Эгист рассказал Рахелу о цели их путешествия и попросил хранить тайну: никто и никогда не должен знать, что царь, из года в год ожидающий приезда Ореста, отлучился из, дворца и отправился в отпуск.
– Я бы и сам не стал беспокоить тебя, господин мой, но мне приходится напомнить – вот уже сорок два месяца, как мне не платят ни гроша, а торговля зерном идет из рук вон плохо: с одной стороны – идет Война герцогств, с другой – приходится кормить всех беженцев, что, спасаясь от ее ужасов, собираются на полях Вадо-де-ла-Торре и живут за счет нашей милостивой доньи Инес. А еще я хочу предостеречь тебя, ибо такова моя служба, – будь осторожен с человеком, которого ты называешь своим интендантом; у меня, можно сказать, нюх на всякое притворство. Он не Орест, господин мой Эгист, но вполне может оказаться его слугой Флегелоном – искуснейшим шпионом твоего пасынка.
Услышав эти слова, Эгист рассмеялся, взял сирийца под руку и отошел с ним подальше от палатки. Они зашагали по песку, а царь все продолжал смеяться и крепко сжимать руку Рахела.

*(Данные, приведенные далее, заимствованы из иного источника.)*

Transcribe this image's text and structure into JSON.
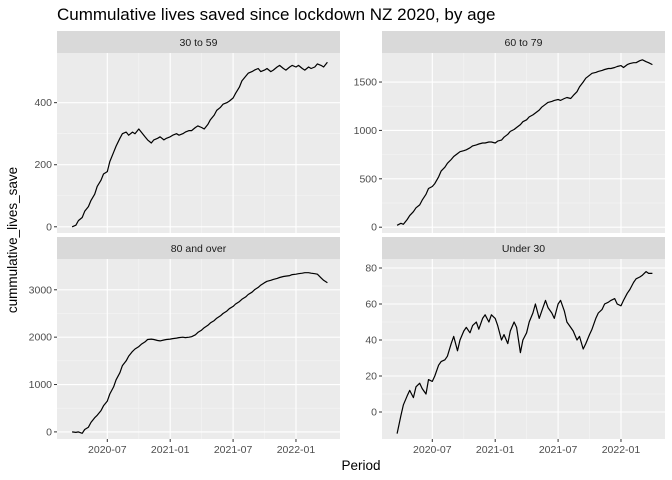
{
  "chart_data": {
    "type": "line",
    "title": "Cummulative lives saved since lockdown NZ 2020, by age",
    "xlabel": "Period",
    "ylabel": "cummulative_lives_save",
    "layout": "facet 2x2, free y scales",
    "grid": true,
    "x_ticks": [
      "2020-07",
      "2021-01",
      "2021-07",
      "2022-01"
    ],
    "x_tick_values": [
      2020.5,
      2021.0,
      2021.5,
      2022.0
    ],
    "xlim": [
      2020.1,
      2022.35
    ],
    "panels": [
      {
        "name": "30 to 59",
        "ylim": [
          -20,
          560
        ],
        "y_ticks": [
          0,
          200,
          400
        ],
        "x": [
          2020.22,
          2020.25,
          2020.27,
          2020.3,
          2020.32,
          2020.35,
          2020.37,
          2020.4,
          2020.42,
          2020.45,
          2020.47,
          2020.5,
          2020.52,
          2020.55,
          2020.57,
          2020.6,
          2020.62,
          2020.65,
          2020.67,
          2020.7,
          2020.72,
          2020.75,
          2020.77,
          2020.8,
          2020.82,
          2020.85,
          2020.87,
          2020.9,
          2020.92,
          2020.95,
          2020.97,
          2021.0,
          2021.02,
          2021.05,
          2021.07,
          2021.1,
          2021.12,
          2021.15,
          2021.17,
          2021.2,
          2021.22,
          2021.25,
          2021.27,
          2021.3,
          2021.32,
          2021.35,
          2021.37,
          2021.4,
          2021.42,
          2021.45,
          2021.47,
          2021.5,
          2021.52,
          2021.55,
          2021.57,
          2021.6,
          2021.62,
          2021.65,
          2021.67,
          2021.7,
          2021.72,
          2021.75,
          2021.77,
          2021.8,
          2021.82,
          2021.85,
          2021.87,
          2021.9,
          2021.92,
          2021.95,
          2021.97,
          2022.0,
          2022.02,
          2022.05,
          2022.07,
          2022.1,
          2022.12,
          2022.15,
          2022.17,
          2022.2,
          2022.22,
          2022.25
        ],
        "y": [
          0,
          5,
          20,
          30,
          50,
          65,
          85,
          105,
          130,
          150,
          170,
          178,
          210,
          240,
          260,
          285,
          300,
          305,
          295,
          305,
          300,
          315,
          305,
          290,
          280,
          270,
          280,
          285,
          290,
          280,
          285,
          290,
          295,
          300,
          295,
          300,
          305,
          310,
          310,
          320,
          325,
          320,
          315,
          330,
          345,
          360,
          375,
          385,
          395,
          400,
          405,
          415,
          430,
          450,
          470,
          485,
          495,
          500,
          505,
          510,
          500,
          505,
          510,
          500,
          505,
          515,
          520,
          510,
          505,
          515,
          520,
          515,
          520,
          510,
          505,
          515,
          510,
          515,
          525,
          520,
          515,
          530
        ]
      },
      {
        "name": "60 to 79",
        "ylim": [
          -60,
          1800
        ],
        "y_ticks": [
          0,
          500,
          1000,
          1500
        ],
        "x": [
          2020.22,
          2020.25,
          2020.27,
          2020.3,
          2020.32,
          2020.35,
          2020.37,
          2020.4,
          2020.42,
          2020.45,
          2020.47,
          2020.5,
          2020.52,
          2020.55,
          2020.57,
          2020.6,
          2020.62,
          2020.65,
          2020.67,
          2020.7,
          2020.72,
          2020.75,
          2020.77,
          2020.8,
          2020.82,
          2020.85,
          2020.87,
          2020.9,
          2020.92,
          2020.95,
          2020.97,
          2021.0,
          2021.02,
          2021.05,
          2021.07,
          2021.1,
          2021.12,
          2021.15,
          2021.17,
          2021.2,
          2021.22,
          2021.25,
          2021.27,
          2021.3,
          2021.32,
          2021.35,
          2021.37,
          2021.4,
          2021.42,
          2021.45,
          2021.47,
          2021.5,
          2021.52,
          2021.55,
          2021.57,
          2021.6,
          2021.62,
          2021.65,
          2021.67,
          2021.7,
          2021.72,
          2021.75,
          2021.77,
          2021.8,
          2021.82,
          2021.85,
          2021.87,
          2021.9,
          2021.92,
          2021.95,
          2021.97,
          2022.0,
          2022.02,
          2022.05,
          2022.07,
          2022.1,
          2022.12,
          2022.15,
          2022.17,
          2022.2,
          2022.22,
          2022.25
        ],
        "y": [
          20,
          40,
          30,
          80,
          120,
          160,
          200,
          230,
          280,
          340,
          400,
          420,
          450,
          520,
          580,
          620,
          660,
          700,
          730,
          760,
          780,
          790,
          800,
          820,
          840,
          850,
          860,
          870,
          870,
          880,
          880,
          870,
          890,
          900,
          930,
          960,
          990,
          1010,
          1030,
          1060,
          1090,
          1110,
          1140,
          1160,
          1180,
          1210,
          1240,
          1270,
          1290,
          1300,
          1310,
          1320,
          1310,
          1330,
          1340,
          1330,
          1360,
          1400,
          1450,
          1500,
          1540,
          1570,
          1590,
          1600,
          1610,
          1620,
          1630,
          1640,
          1640,
          1650,
          1660,
          1670,
          1650,
          1680,
          1690,
          1700,
          1700,
          1720,
          1730,
          1710,
          1700,
          1680
        ]
      },
      {
        "name": "80 and over",
        "ylim": [
          -150,
          3650
        ],
        "y_ticks": [
          0,
          1000,
          2000,
          3000
        ],
        "x": [
          2020.22,
          2020.25,
          2020.27,
          2020.3,
          2020.32,
          2020.35,
          2020.37,
          2020.4,
          2020.42,
          2020.45,
          2020.47,
          2020.5,
          2020.52,
          2020.55,
          2020.57,
          2020.6,
          2020.62,
          2020.65,
          2020.67,
          2020.7,
          2020.72,
          2020.75,
          2020.77,
          2020.8,
          2020.82,
          2020.85,
          2020.87,
          2020.9,
          2020.92,
          2020.95,
          2020.97,
          2021.0,
          2021.02,
          2021.05,
          2021.07,
          2021.1,
          2021.12,
          2021.15,
          2021.17,
          2021.2,
          2021.22,
          2021.25,
          2021.27,
          2021.3,
          2021.32,
          2021.35,
          2021.37,
          2021.4,
          2021.42,
          2021.45,
          2021.47,
          2021.5,
          2021.52,
          2021.55,
          2021.57,
          2021.6,
          2021.62,
          2021.65,
          2021.67,
          2021.7,
          2021.72,
          2021.75,
          2021.77,
          2021.8,
          2021.82,
          2021.85,
          2021.87,
          2021.9,
          2021.92,
          2021.95,
          2021.97,
          2022.0,
          2022.02,
          2022.05,
          2022.07,
          2022.1,
          2022.12,
          2022.15,
          2022.17,
          2022.2,
          2022.22,
          2022.25
        ],
        "y": [
          0,
          -10,
          0,
          -30,
          50,
          100,
          200,
          300,
          350,
          450,
          550,
          650,
          800,
          950,
          1100,
          1250,
          1400,
          1500,
          1600,
          1700,
          1750,
          1800,
          1850,
          1900,
          1950,
          1960,
          1950,
          1930,
          1920,
          1940,
          1950,
          1960,
          1970,
          1980,
          1990,
          2000,
          1990,
          2000,
          2010,
          2050,
          2100,
          2150,
          2200,
          2250,
          2300,
          2350,
          2400,
          2450,
          2500,
          2550,
          2600,
          2650,
          2700,
          2750,
          2800,
          2850,
          2900,
          2950,
          3000,
          3050,
          3100,
          3150,
          3180,
          3200,
          3220,
          3240,
          3260,
          3280,
          3290,
          3300,
          3320,
          3330,
          3340,
          3350,
          3360,
          3360,
          3350,
          3340,
          3330,
          3250,
          3200,
          3150
        ]
      },
      {
        "name": "Under 30",
        "ylim": [
          -15,
          85
        ],
        "y_ticks": [
          0,
          20,
          40,
          60,
          80
        ],
        "x": [
          2020.22,
          2020.25,
          2020.27,
          2020.3,
          2020.32,
          2020.35,
          2020.37,
          2020.4,
          2020.42,
          2020.45,
          2020.47,
          2020.5,
          2020.52,
          2020.55,
          2020.57,
          2020.6,
          2020.62,
          2020.65,
          2020.67,
          2020.7,
          2020.72,
          2020.75,
          2020.77,
          2020.8,
          2020.82,
          2020.85,
          2020.87,
          2020.9,
          2020.92,
          2020.95,
          2020.97,
          2021.0,
          2021.02,
          2021.05,
          2021.07,
          2021.1,
          2021.12,
          2021.15,
          2021.17,
          2021.2,
          2021.22,
          2021.25,
          2021.27,
          2021.3,
          2021.32,
          2021.35,
          2021.37,
          2021.4,
          2021.42,
          2021.45,
          2021.47,
          2021.5,
          2021.52,
          2021.55,
          2021.57,
          2021.6,
          2021.62,
          2021.65,
          2021.67,
          2021.7,
          2021.72,
          2021.75,
          2021.77,
          2021.8,
          2021.82,
          2021.85,
          2021.87,
          2021.9,
          2021.92,
          2021.95,
          2021.97,
          2022.0,
          2022.02,
          2022.05,
          2022.07,
          2022.1,
          2022.12,
          2022.15,
          2022.17,
          2022.2,
          2022.22,
          2022.25
        ],
        "y": [
          -12,
          -2,
          4,
          9,
          12,
          8,
          14,
          16,
          13,
          10,
          18,
          17,
          20,
          26,
          28,
          29,
          31,
          38,
          42,
          34,
          40,
          45,
          47,
          44,
          48,
          50,
          46,
          52,
          54,
          50,
          54,
          52,
          48,
          40,
          43,
          38,
          45,
          50,
          47,
          33,
          40,
          44,
          50,
          55,
          60,
          52,
          56,
          62,
          58,
          55,
          52,
          60,
          62,
          56,
          50,
          47,
          45,
          40,
          42,
          35,
          38,
          43,
          46,
          52,
          55,
          57,
          60,
          61,
          62,
          63,
          60,
          59,
          62,
          66,
          68,
          72,
          74,
          75,
          76,
          78,
          77,
          77
        ]
      }
    ]
  }
}
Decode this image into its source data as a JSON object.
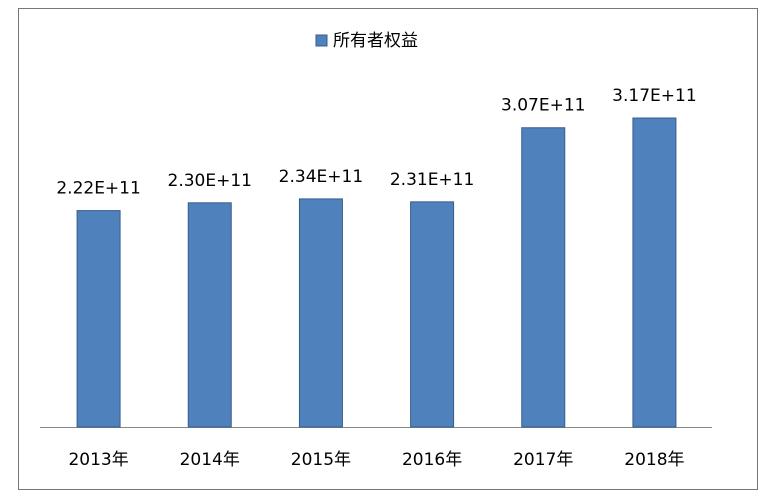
{
  "chart_data": {
    "type": "bar",
    "categories": [
      "2013年",
      "2014年",
      "2015年",
      "2016年",
      "2017年",
      "2018年"
    ],
    "series": [
      {
        "name": "所有者权益",
        "color": "#4f81bd",
        "values": [
          222000000000,
          230000000000,
          234000000000,
          231000000000,
          307000000000,
          317000000000
        ],
        "value_labels": [
          "2.22E+11",
          "2.30E+11",
          "2.34E+11",
          "2.31E+11",
          "3.07E+11",
          "3.17E+11"
        ]
      }
    ],
    "legend": "top"
  }
}
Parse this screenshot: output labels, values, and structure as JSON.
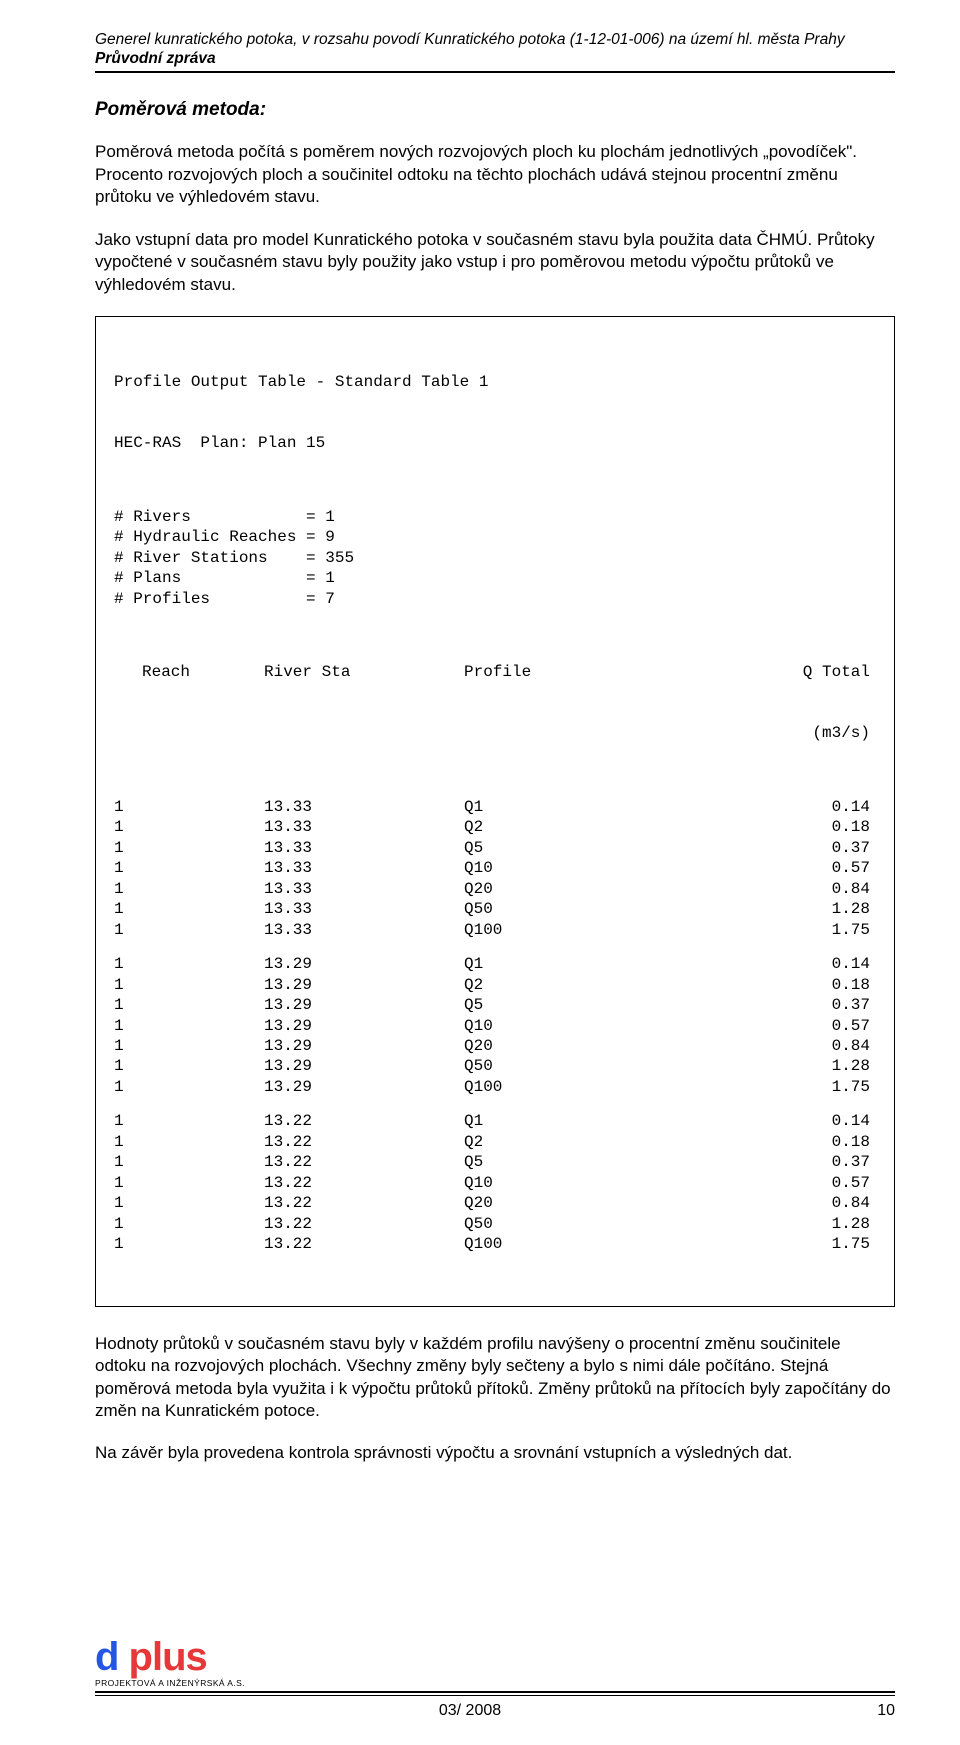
{
  "header": {
    "line1": "Generel kunratického potoka, v rozsahu povodí Kunratického potoka (1-12-01-006) na území hl. města Prahy",
    "line2": "Průvodní zpráva"
  },
  "section_title": "Poměrová metoda:",
  "para1": "Poměrová metoda počítá s poměrem nových rozvojových ploch ku plochám jednotlivých „povodíček\". Procento rozvojových ploch a součinitel odtoku na těchto plochách udává stejnou procentní změnu průtoku ve výhledovém stavu.",
  "para2": "Jako vstupní data pro model Kunratického potoka v současném stavu byla použita data ČHMÚ. Průtoky vypočtené v současném stavu byly použity jako vstup i pro poměrovou metodu výpočtu průtoků ve výhledovém stavu.",
  "table": {
    "title": "Profile Output Table - Standard Table 1",
    "subtitle": "HEC-RAS  Plan: Plan 15",
    "meta": [
      "# Rivers            = 1",
      "# Hydraulic Reaches = 9",
      "# River Stations    = 355",
      "# Plans             = 1",
      "# Profiles          = 7"
    ],
    "col_headers": [
      "Reach",
      "River Sta",
      "Profile",
      "Q Total"
    ],
    "unit": "(m3/s)",
    "groups": [
      {
        "station": "13.33",
        "rows": [
          {
            "reach": "1",
            "profile": "Q1",
            "q": "0.14"
          },
          {
            "reach": "1",
            "profile": "Q2",
            "q": "0.18"
          },
          {
            "reach": "1",
            "profile": "Q5",
            "q": "0.37"
          },
          {
            "reach": "1",
            "profile": "Q10",
            "q": "0.57"
          },
          {
            "reach": "1",
            "profile": "Q20",
            "q": "0.84"
          },
          {
            "reach": "1",
            "profile": "Q50",
            "q": "1.28"
          },
          {
            "reach": "1",
            "profile": "Q100",
            "q": "1.75"
          }
        ]
      },
      {
        "station": "13.29",
        "rows": [
          {
            "reach": "1",
            "profile": "Q1",
            "q": "0.14"
          },
          {
            "reach": "1",
            "profile": "Q2",
            "q": "0.18"
          },
          {
            "reach": "1",
            "profile": "Q5",
            "q": "0.37"
          },
          {
            "reach": "1",
            "profile": "Q10",
            "q": "0.57"
          },
          {
            "reach": "1",
            "profile": "Q20",
            "q": "0.84"
          },
          {
            "reach": "1",
            "profile": "Q50",
            "q": "1.28"
          },
          {
            "reach": "1",
            "profile": "Q100",
            "q": "1.75"
          }
        ]
      },
      {
        "station": "13.22",
        "rows": [
          {
            "reach": "1",
            "profile": "Q1",
            "q": "0.14"
          },
          {
            "reach": "1",
            "profile": "Q2",
            "q": "0.18"
          },
          {
            "reach": "1",
            "profile": "Q5",
            "q": "0.37"
          },
          {
            "reach": "1",
            "profile": "Q10",
            "q": "0.57"
          },
          {
            "reach": "1",
            "profile": "Q20",
            "q": "0.84"
          },
          {
            "reach": "1",
            "profile": "Q50",
            "q": "1.28"
          },
          {
            "reach": "1",
            "profile": "Q100",
            "q": "1.75"
          }
        ]
      }
    ]
  },
  "para3": "Hodnoty průtoků v současném stavu byly v každém profilu navýšeny o procentní změnu součinitele odtoku na rozvojových plochách. Všechny změny byly sečteny a bylo s nimi dále počítáno. Stejná poměrová metoda byla využita i k výpočtu průtoků přítoků. Změny průtoků na přítocích byly započítány do změn na Kunratickém potoce.",
  "para4": "Na závěr byla provedena kontrola správnosti výpočtu a srovnání vstupních a výsledných dat.",
  "logo": {
    "part1": "d",
    "part2": " plus",
    "subtitle": "PROJEKTOVÁ A INŽENÝRSKÁ A.S."
  },
  "footer": {
    "date": "03/ 2008",
    "page": "10"
  }
}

– Вот уж верно – у тебя нюх! Сейчас я расскажу, почему мой интендант скрывает свое истинное лицо, и ты поймешь причину, мешающую нам выплатить тебе долг, о чем я весьма сожалею, ибо ты, мне кажется, верный слуга. Моего настоящего интенданта, некоего Хасинто, вот уже лет пять тому назад хватил удар: у бедняги оказалась парализованной вся правая сторона, он потерял дар речи и с тех пор не встает с постели – несчастный, покрытый язвами, – и ожидает одной лишь смерти. Офицерскую форму ему купили незадолго до болезни, взяв его зарплату вперед. Я теперь не могу назначить нового интенданта – мне нечем платить ему и не на что купить другую одежду. У меня нет даже свободных денег на то, чтобы выкупить у жены Хасинто форму ее мужа, – вот такие мои царские дела! Эта самая жена паралитика придумала один выход: золовка больного приклеивает усы, надевает его костюм и выдает себя за мужчину. Тогда жалованье, вернее, надежда получить его в будущем остается в семье, а я получаю интенданта, без которого мне не обойтись, ибо инвентаризация – один из столпов стабильной монархии. Делать было нечего, и я согласился. Итак, Рахел, мой офицер – женщина, служившая раньше прачкой в детском приюте; там она научилась отлично считать верхнюю одежду и белье, отмечая каждую вещь крестиком или галочкой, а вовсе никакой не твой Флегелон, правая рука моего пасынка Ореста.